After the intense Holy Week and Passiontide that Jesus lived, a day to wait and grieve, to wait and pray, to wait and be, is needed. Some very real, everyday parts of our own lives are stuck on a “Holy Saturday” for months. The COVID-19 social distancing shows us the need for active waiting and participating that occurs in the silent tombs of our own Holy Saturdays. They can be times of forgetting what just happened or times of pondering, prayer and final preparation for the amazing resurrection to come.

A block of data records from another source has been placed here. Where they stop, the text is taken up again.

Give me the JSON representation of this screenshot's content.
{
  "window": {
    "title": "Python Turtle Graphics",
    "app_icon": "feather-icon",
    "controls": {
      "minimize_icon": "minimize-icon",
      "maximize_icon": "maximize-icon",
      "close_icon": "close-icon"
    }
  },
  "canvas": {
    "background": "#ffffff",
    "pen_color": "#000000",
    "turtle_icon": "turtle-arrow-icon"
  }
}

We need time to process our grief, to acknowledge the huge losses, to weep with our families, to cry and mourn the life we thought was to happen. The disciples did as well. The future they imagine was not the hope hung on the cross. Otherwise, the next day, the greatest day of triumph and victory in the history of our God, won’t resound. The glory of the open tomb, the cloth laid aside, the new life miraculously found, won’t shine as bright in our souls.
Living well, living fully Holy Saturday, might sound funny to our neighbors when we don’t join in the local egg hunt and dress in our Sunday best a day early, but it will heal our hearts, open a space for our souls to rest and prepare our ears for when we hear the glorious words of the Alleluia proclaimed the next day. Celebrating the liturgical life of Christ with the Church isn’t just on the high notes of Alleluia at Easter, but also on the quiet, waiting, gray days of Holy Saturday. Personally, my soul never rejoiced more to hear a clear pitter-patter of a heartbeat on a Doppler than after waiting the hours with Jesus beside the tomb.